For more information on code access security, please read the following documents and posts:

·         Microsoft Windows SharePoint Services and Code Access Security

·         Code Access Security Q&A (previous post on this site)

Security note: Developers new to code access security should take the time to understand the requirements of running as partially trusted code, but more importantly what it may mean to them if they build library assemblies with AllowPartiallyTrustedCallers attribute set.

Is more information available when this problem occurs?

Yes and no.  In some instances, the very first time a deserialization error occurs (4-8), the error message presented to the user may actually contain a more descriptive context (i.e. “no default value has been specified”).  However, all subsequent occurrences will result in the "cannot deserialize the Web Part" error message.
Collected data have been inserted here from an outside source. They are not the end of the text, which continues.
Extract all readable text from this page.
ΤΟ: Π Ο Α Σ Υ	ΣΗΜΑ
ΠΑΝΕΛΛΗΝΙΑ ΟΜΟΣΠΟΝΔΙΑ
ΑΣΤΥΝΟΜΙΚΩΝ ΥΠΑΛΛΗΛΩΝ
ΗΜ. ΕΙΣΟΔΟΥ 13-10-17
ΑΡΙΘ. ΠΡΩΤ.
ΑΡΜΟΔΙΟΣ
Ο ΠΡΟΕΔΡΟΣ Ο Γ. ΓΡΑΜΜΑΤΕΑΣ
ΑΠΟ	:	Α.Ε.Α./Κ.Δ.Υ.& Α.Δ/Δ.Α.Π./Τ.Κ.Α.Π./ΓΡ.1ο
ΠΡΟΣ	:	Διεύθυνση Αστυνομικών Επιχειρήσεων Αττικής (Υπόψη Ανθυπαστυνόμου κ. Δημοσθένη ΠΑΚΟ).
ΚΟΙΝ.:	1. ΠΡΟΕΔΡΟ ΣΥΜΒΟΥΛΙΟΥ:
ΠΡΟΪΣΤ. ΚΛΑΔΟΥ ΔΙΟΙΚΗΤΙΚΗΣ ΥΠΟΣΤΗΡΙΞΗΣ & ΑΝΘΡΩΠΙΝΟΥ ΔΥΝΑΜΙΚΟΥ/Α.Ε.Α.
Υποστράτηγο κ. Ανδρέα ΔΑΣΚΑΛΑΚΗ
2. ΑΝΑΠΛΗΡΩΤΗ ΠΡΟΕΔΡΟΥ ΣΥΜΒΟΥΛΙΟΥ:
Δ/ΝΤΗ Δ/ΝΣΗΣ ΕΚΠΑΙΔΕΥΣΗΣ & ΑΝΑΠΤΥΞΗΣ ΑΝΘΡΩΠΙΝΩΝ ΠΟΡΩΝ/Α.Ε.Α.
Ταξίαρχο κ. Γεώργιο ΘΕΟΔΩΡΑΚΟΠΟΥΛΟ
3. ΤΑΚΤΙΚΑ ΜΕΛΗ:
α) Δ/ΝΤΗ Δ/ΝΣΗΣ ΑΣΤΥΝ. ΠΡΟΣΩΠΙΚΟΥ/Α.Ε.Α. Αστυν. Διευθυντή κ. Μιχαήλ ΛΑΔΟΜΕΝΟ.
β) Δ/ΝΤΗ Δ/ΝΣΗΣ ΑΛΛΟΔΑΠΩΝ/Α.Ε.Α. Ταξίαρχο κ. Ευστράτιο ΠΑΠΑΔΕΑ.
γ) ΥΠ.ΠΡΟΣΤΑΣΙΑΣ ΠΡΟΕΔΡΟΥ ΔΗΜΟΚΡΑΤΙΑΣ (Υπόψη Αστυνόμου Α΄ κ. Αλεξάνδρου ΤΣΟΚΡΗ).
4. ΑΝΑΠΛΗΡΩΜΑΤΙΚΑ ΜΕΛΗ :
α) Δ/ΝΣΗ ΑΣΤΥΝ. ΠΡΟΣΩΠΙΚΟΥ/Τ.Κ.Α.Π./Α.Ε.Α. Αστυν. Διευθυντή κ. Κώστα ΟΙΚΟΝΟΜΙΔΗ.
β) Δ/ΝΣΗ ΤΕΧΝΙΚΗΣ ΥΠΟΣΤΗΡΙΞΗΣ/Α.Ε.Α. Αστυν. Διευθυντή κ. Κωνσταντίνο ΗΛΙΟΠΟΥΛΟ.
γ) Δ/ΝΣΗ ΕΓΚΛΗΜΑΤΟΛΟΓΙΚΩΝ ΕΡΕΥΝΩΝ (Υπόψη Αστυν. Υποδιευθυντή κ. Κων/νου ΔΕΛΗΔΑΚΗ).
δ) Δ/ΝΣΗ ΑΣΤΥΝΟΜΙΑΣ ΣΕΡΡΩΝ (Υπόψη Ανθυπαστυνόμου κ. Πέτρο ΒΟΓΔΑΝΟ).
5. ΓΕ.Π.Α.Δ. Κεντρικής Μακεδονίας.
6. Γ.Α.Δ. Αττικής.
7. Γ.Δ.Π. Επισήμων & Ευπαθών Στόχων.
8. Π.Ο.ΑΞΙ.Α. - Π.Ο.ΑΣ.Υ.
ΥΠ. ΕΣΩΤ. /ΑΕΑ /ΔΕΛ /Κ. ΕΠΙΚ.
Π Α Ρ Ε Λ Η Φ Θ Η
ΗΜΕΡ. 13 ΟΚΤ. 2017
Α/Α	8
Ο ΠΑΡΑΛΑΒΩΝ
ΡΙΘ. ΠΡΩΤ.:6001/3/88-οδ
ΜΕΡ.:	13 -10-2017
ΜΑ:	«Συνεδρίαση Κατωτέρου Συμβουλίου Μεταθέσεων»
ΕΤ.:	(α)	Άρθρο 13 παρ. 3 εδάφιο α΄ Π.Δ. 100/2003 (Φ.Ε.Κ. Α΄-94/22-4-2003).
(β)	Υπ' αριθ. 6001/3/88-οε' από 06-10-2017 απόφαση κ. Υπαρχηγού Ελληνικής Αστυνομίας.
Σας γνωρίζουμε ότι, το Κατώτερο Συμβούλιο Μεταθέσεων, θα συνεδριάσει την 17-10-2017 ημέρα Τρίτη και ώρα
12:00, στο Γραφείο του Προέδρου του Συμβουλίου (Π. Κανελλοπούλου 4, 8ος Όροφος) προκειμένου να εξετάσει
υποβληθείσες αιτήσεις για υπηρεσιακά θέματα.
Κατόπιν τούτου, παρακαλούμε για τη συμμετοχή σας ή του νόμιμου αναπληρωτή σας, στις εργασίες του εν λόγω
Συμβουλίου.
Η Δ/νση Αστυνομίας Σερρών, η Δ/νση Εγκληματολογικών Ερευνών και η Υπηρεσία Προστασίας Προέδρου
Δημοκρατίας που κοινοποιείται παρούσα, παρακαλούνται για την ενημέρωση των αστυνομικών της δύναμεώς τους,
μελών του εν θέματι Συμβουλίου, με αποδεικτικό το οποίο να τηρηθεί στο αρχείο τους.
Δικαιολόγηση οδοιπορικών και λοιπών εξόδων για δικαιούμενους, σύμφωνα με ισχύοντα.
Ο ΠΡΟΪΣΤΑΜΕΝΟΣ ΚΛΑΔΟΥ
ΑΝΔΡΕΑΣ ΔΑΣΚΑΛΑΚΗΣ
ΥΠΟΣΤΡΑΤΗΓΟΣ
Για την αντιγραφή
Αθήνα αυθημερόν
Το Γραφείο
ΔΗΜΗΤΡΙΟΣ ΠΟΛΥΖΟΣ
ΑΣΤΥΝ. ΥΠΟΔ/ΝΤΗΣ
“Web Part Error: One of the properties of the Web Part has an incorrect format. Windows SharePoint Services cannot deserialize the Web Part. Check the format of the properties and try again.”

If you don’t see the deserialization error, you will see the “not registered on this site as safe” message.  The reason “proper” error messages are only seen on first render is simply because the errors are not cached and, therefore, subsequent hits fall through to the generic error message.

In short, no information is cached or recorded.  It’s basically wysiwyg.

The exception to the rule – code access security exceptions are logged

In the event a code access security exception is encountered, the exception is recorded in the server’s application event log.  This applies to the SecurityException and PolicyException exceptions only. 

What causes my page to blow up and redirect me to the web part maintenance page?

If you import a web part onto a page and you are immediately redirected to the web part maintenance page (aka. the contents page), this is an indication that an exception was thrown and not properly handled by the web part.  If this is the case, your web part has met the requirements for a SafeControl and is actually executing.  It’s now your job as the developer to determine why the exception was thrown and how to best handle it.... :)

Many folks argue that there should be more than two buckets... I agree, but knowing what causes the error certainly helps narrow down the scope.



Nice article

Thanks for the nice article. Got the idea of that error.